Jaguars rookie receiver Chark says 'learning curve is over'
JACKSONVILLE, Fla. (AP) — DJ Chark's biggest contribution in three games with the Jacksonville Jaguars is a fumble recovery.
The rookie receiver, a second-round draft pick from LSU, coughed up the football after his lone reception in Week 2 and had a huge drop in a home loss to Tennessee last week.
It's far from the start Chark expected, especially after showing so much promise and potential in the preseason.
"When you hit the NFL doing so well, you expect it to just keep carrying on and you can lose sight that it's still the NFL," Chark said Wednesday. "I think that's what really happened for me.

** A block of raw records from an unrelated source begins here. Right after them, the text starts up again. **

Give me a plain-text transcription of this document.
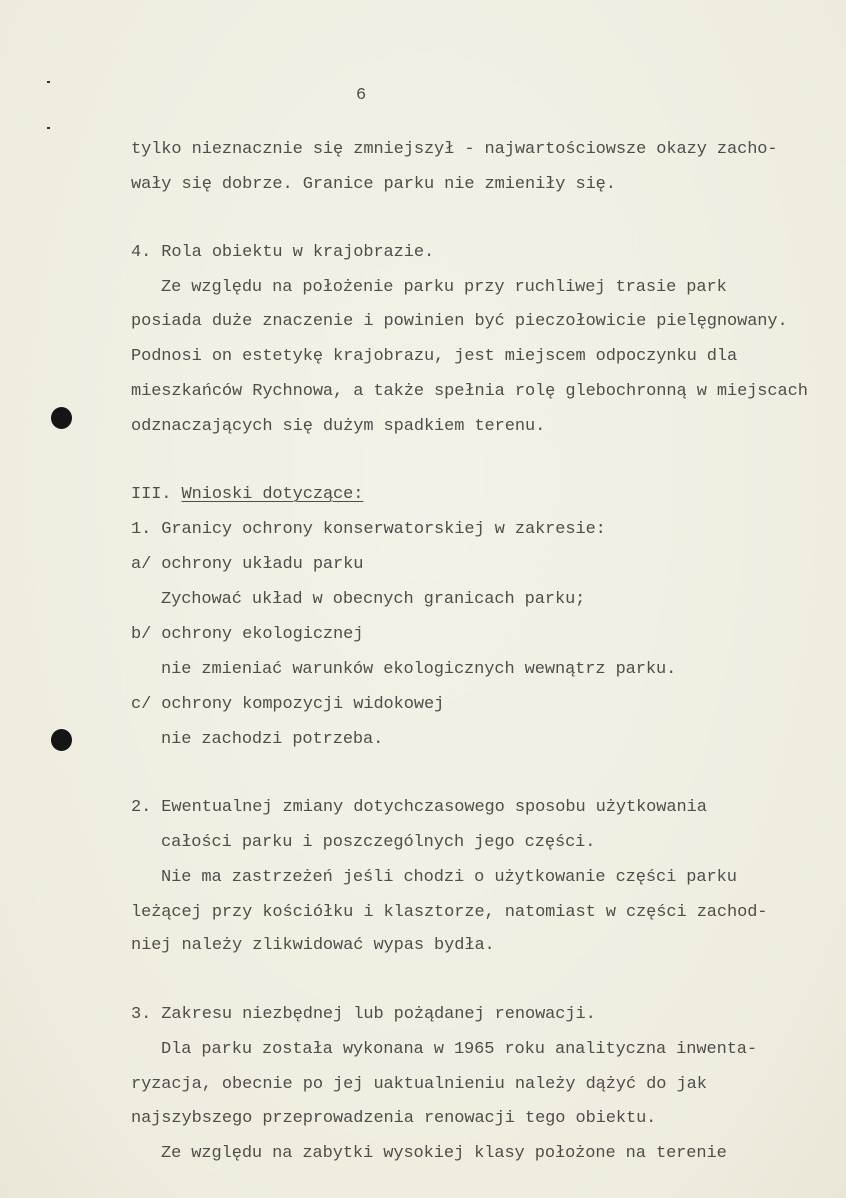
6
tylko nieznacznie się zmniejszył - najwartościowsze okazy zacho-
wały się dobrze. Granice parku nie zmieniły się.
4. Rola obiektu w krajobrazie.
Ze względu na położenie parku przy ruchliwej trasie park
posiada duże znaczenie i powinien być pieczołowicie pielęgnowany.
Podnosi on estetykę krajobrazu, jest miejscem odpoczynku dla
mieszkańców Rychnowa, a także spełnia rolę glebochronną w miejscach
odznaczających się dużym spadkiem terenu.
III. Wnioski dotyczące:
1. Granicy ochrony konserwatorskiej w zakresie:
a/ ochrony układu parku
Zychować układ w obecnych granicach parku;
b/ ochrony ekologicznej
nie zmieniać warunków ekologicznych wewnątrz parku.
c/ ochrony kompozycji widokowej
nie zachodzi potrzeba.
2. Ewentualnej zmiany dotychczasowego sposobu użytkowania
całości parku i poszczególnych jego części.
Nie ma zastrzeżeń jeśli chodzi o użytkowanie części parku
leżącej przy kościółku i klasztorze, natomiast w części zachod-
niej należy zlikwidować wypas bydła.
3. Zakresu niezbędnej lub pożądanej renowacji.
Dla parku została wykonana w 1965 roku analityczna inwenta-
ryzacja, obecnie po jej uaktualnieniu należy dążyć do jak
najszybszego przeprowadzenia renowacji tego obiektu.
Ze względu na zabytki wysokiej klasy położone na terenie
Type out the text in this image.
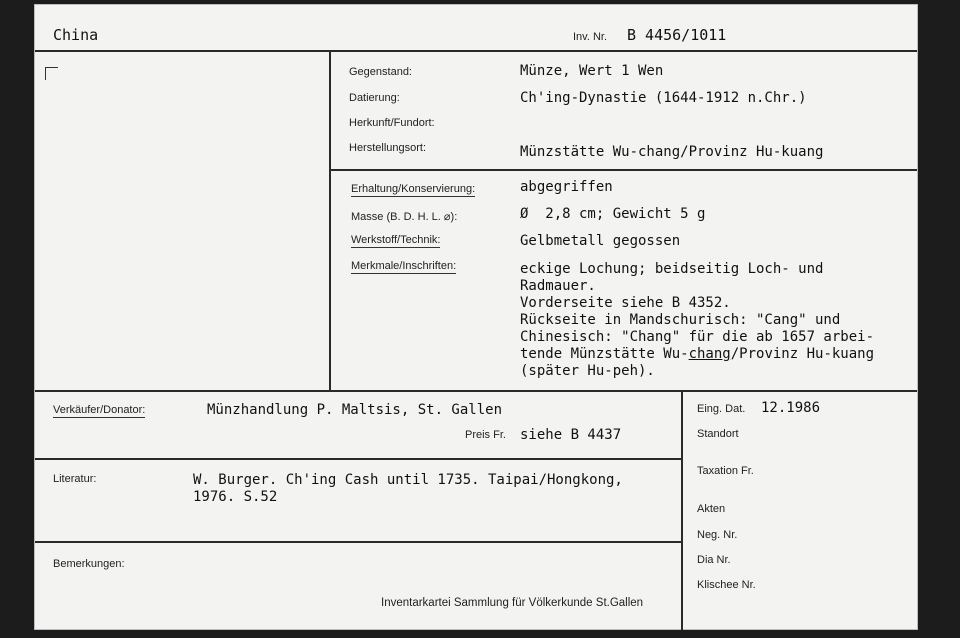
China	Inv. Nr. B 4456/1011
Gegenstand:	Münze, Wert 1 Wen
Datierung:	Ch'ing-Dynastie (1644-1912 n.Chr.)
Herkunft/Fundort:
Herstellungsort:	Münzstätte Wu-chang/Provinz Hu-kuang
Erhaltung/Konservierung:	abgegriffen
Masse (B. D. H. L. ⌀):	Ø  2,8 cm; Gewicht 5 g
Werkstoff/Technik:	Gelbmetall gegossen
Merkmale/Inschriften:	eckige Lochung; beidseitig Loch- und
Radmauer.
Vorderseite siehe B 4352.
Rückseite in Mandschurisch: "Cang" und
Chinesisch: "Chang" für die ab 1657 arbei-
tende Münzstätte Wu-chang/Provinz Hu-kuang
(später Hu-peh).
Verkäufer/Donator:	Münzhandlung P. Maltsis, St. Gallen
Preis Fr. siehe B 4437
Literatur:	W. Burger. Ch'ing Cash until 1735. Taipai/Hongkong,
1976. S.52
Bemerkungen:
Inventarkartei Sammlung für Völkerkunde St.Gallen
Eing. Dat. 12.1986
Standort
Taxation Fr.
Akten
Neg. Nr.
Dia Nr.
Klischee Nr.
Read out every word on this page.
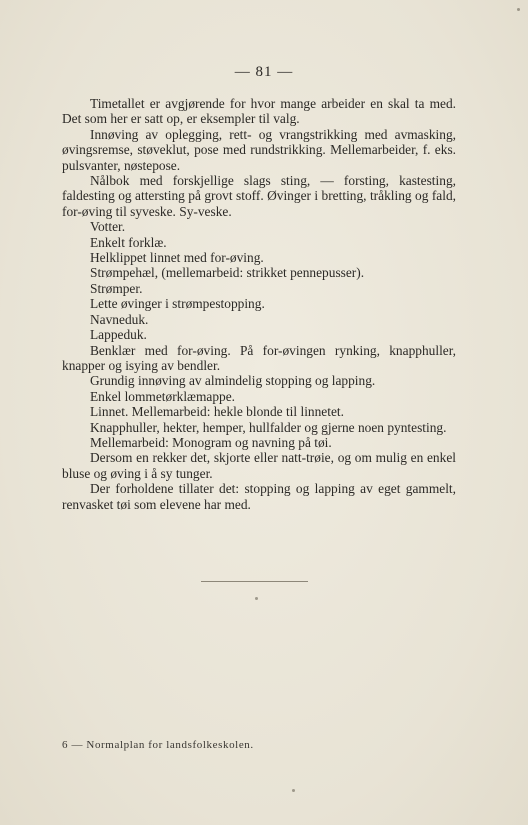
— 81 —

Timetallet er avgjørende for hvor mange arbeider en skal ta med. Det som her er satt op, er eksempler til valg.

Innøving av oplegging, rett- og vrangstrikking med avmasking, øvingsremse, støveklut, pose med rundstrikking. Mellemarbeider, f. eks. pulsvanter, nøstepose.

Nålbok med forskjellige slags sting, — forsting, kastesting, faldesting og attersting på grovt stoff. Øvinger i bretting, tråkling og fald, for-øving til syveske. Sy-veske.

Votter.

Enkelt forklæ.

Helklippet linnet med for-øving.

Strømpehæl, (mellemarbeid: strikket pennepusser).

Strømper.

Lette øvinger i strømpestopping.

Navneduk.

Lappeduk.

Benklær med for-øving. På for-øvingen rynking, knapphuller, knapper og isying av bendler.

Grundig innøving av almindelig stopping og lapping.

Enkel lommetørklæmappe.

Linnet. Mellemarbeid: hekle blonde til linnetet.

Knapphuller, hekter, hemper, hullfalder og gjerne noen pyntesting.

Mellemarbeid: Monogram og navning på tøi.

Dersom en rekker det, skjorte eller natt-trøie, og om mulig en enkel bluse og øving i å sy tunger.

Der forholdene tillater det: stopping og lapping av eget gammelt, renvasket tøi som elevene har med.

6 — Normalplan for landsfolkeskolen.
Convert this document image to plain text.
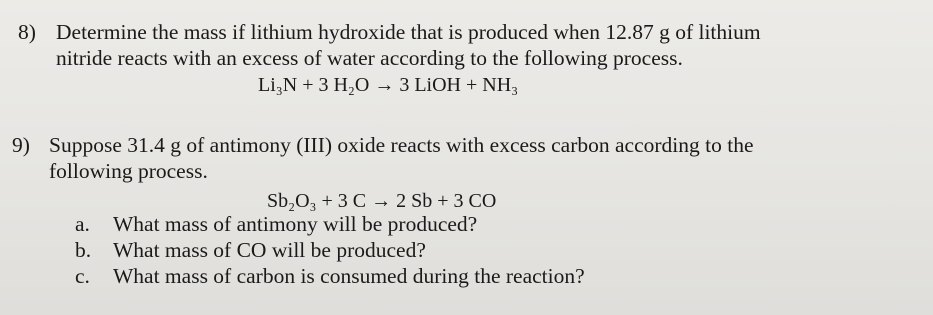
8) Determine the mass if lithium hydroxide that is produced when 12.87 g of lithium
nitride reacts with an excess of water according to the following process.
Li₃N + 3 H₂O → 3 LiOH + NH₃
9) Suppose 31.4 g of antimony (III) oxide reacts with excess carbon according to the
following process.
Sb₂O₃ + 3 C → 2 Sb + 3 CO
a. What mass of antimony will be produced?
b. What mass of CO will be produced?
c. What mass of carbon is consumed during the reaction?
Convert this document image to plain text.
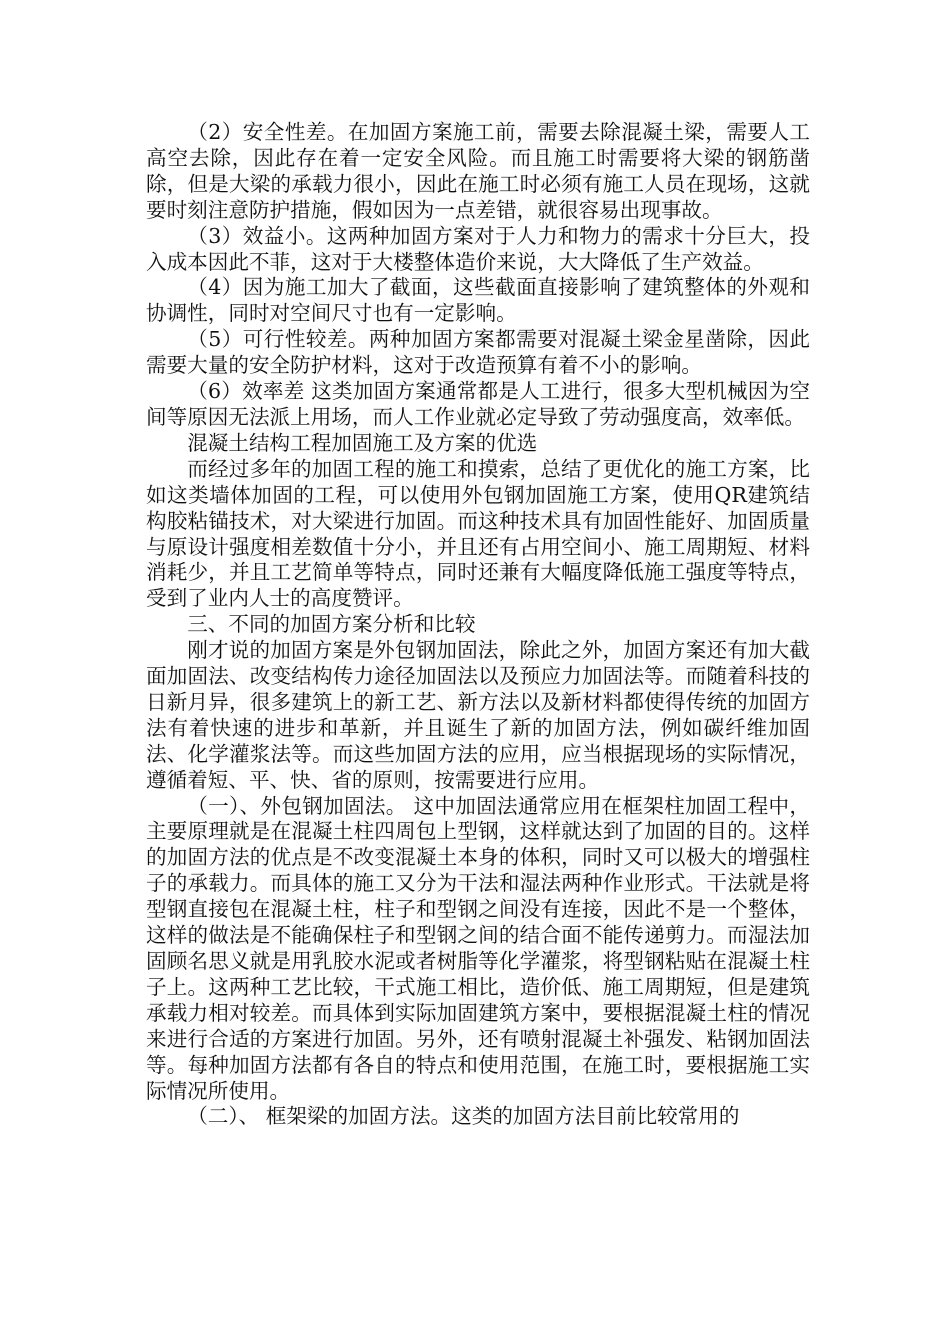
（2）安全性差。在加固方案施工前，需要去除混凝土梁，需要人工高空去除，因此存在着一定安全风险。而且施工时需要将大梁的钢筋凿除，但是大梁的承载力很小，因此在施工时必须有施工人员在现场，这就要时刻注意防护措施，假如因为一点差错，就很容易出现事故。

（3）效益小。这两种加固方案对于人力和物力的需求十分巨大，投入成本因此不菲，这对于大楼整体造价来说，大大降低了生产效益。

（4）因为施工加大了截面，这些截面直接影响了建筑整体的外观和协调性，同时对空间尺寸也有一定影响。

（5）可行性较差。两种加固方案都需要对混凝土梁金星凿除，因此需要大量的安全防护材料，这对于改造预算有着不小的影响。

（6）效率差 这类加固方案通常都是人工进行，很多大型机械因为空间等原因无法派上用场，而人工作业就必定导致了劳动强度高，效率低。

混凝土结构工程加固施工及方案的优选

而经过多年的加固工程的施工和摸索，总结了更优化的施工方案，比如这类墙体加固的工程，可以使用外包钢加固施工方案，使用QR建筑结构胶粘锚技术，对大梁进行加固。而这种技术具有加固性能好、加固质量与原设计强度相差数值十分小，并且还有占用空间小、施工周期短、材料消耗少，并且工艺简单等特点，同时还兼有大幅度降低施工强度等特点，受到了业内人士的高度赞评。

三、不同的加固方案分析和比较

刚才说的加固方案是外包钢加固法，除此之外，加固方案还有加大截面加固法、改变结构传力途径加固法以及预应力加固法等。而随着科技的日新月异，很多建筑上的新工艺、新方法以及新材料都使得传统的加固方法有着快速的进步和革新，并且诞生了新的加固方法，例如碳纤维加固法、化学灌浆法等。而这些加固方法的应用，应当根据现场的实际情况，遵循着短、平、快、省的原则，按需要进行应用。

（一）、外包钢加固法。 这中加固法通常应用在框架柱加固工程中，主要原理就是在混凝土柱四周包上型钢，这样就达到了加固的目的。这样的加固方法的优点是不改变混凝土本身的体积，同时又可以极大的增强柱子的承载力。而具体的施工又分为干法和湿法两种作业形式。干法就是将型钢直接包在混凝土柱，柱子和型钢之间没有连接，因此不是一个整体，这样的做法是不能确保柱子和型钢之间的结合面不能传递剪力。而湿法加固顾名思义就是用乳胶水泥或者树脂等化学灌浆，将型钢粘贴在混凝土柱子上。这两种工艺比较，干式施工相比，造价低、施工周期短，但是建筑承载力相对较差。而具体到实际加固建筑方案中，要根据混凝土柱的情况来进行合适的方案进行加固。另外，还有喷射混凝土补强发、粘钢加固法等。每种加固方法都有各自的特点和使用范围，在施工时，要根据施工实际情况所使用。

（二）、 框架梁的加固方法。这类的加固方法目前比较常用的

It was coming easy to me, the feeling of the game, and then, boom, the regular season starts and everything changes a little bit."
Chark hopes to get another chance to prove his worth when the Jaguars (2-1) host the New York Jets (1-2) on Sunday.
Coach Doug Marrone said the plan is to "go right back to him" against the Jets, believing the best way to help Chark get over his mistakes is to put him in position to make positive plays.
"It has always been my philosophy (that) if someone dropped a football, we were trying to go to him the next play," Marrone said. "Really trying to do that, and then during the week asking that player to do all the extra to make sure that in his mind he is doing the proper work to get himself over it. I think it is a combination of those two things."
The Jaguars drafted the 6-foot-4 Chark with the hope that he would develop into a big-time playmaker alongside Marqise Lee, Keelan Cole and Dede Westbrook. With Lee out for the season, Chark went from a guy expected to sit back and learn to someone thrust into a reserve role — and on the field in key situations.
He's failed to make much of an impact so far, aside from recovering Westbrook's fumble in the first series against New England. The Jaguars scored five plays later.
He's done little since. His fumble at the end of a 13-yard reception in the third quarter against the Patriots proved to be meaningless in the 31-20 victory. But it briefly gave New England a glimmer of hope in a 24-3 game. Tom Brady hooked up with Chris Hogan for a touchdown on the ensuing drive to make it 24-10, but the Jaguars later answered to seal the win.
Chark wasn't as fortunate against the Titans.
He dropped a perfectly thrown pass on a second-and-10 play in the second quarter. Instead of a first down in the red zone, the Jaguars ended up kicking a field goal and tying the game at 3.
Chark was clearly disappointed, sitting at his locker after the game with his head down.
"The learning curve is over with at this point," Chark said. "It's time to play. You can get down on yourself, which at times I did. But at the end of the day, I just had to take some time to reflect.
"I know the type of player that I am. The game isn't hard. I just can't overthink it. I have to do what I do best, make plays, feel comfortable and when I get out there on game day and do what I do in practice."
Chark caught 66 passes for 1,351 yards and six touchdowns in three seasons at LSU. He was the co-MVP at the Senior Bowl and a receiver the Jaguars fell in love with because of his size and speed.
He stood out during organized team activities and in training camp, occasionally beating a talented secondary for touchdowns.
The Jaguars are confident that will happen in games, maybe even this week.
"I know he's upset and that speaks to his character and the kind of guy and football player that he is and how good he wants to be and how good he can be," quarterback Blake Bortles said. "I've got all the confidence in the world in him and I'm not going to shy away from throwing him the ball because he dropped one."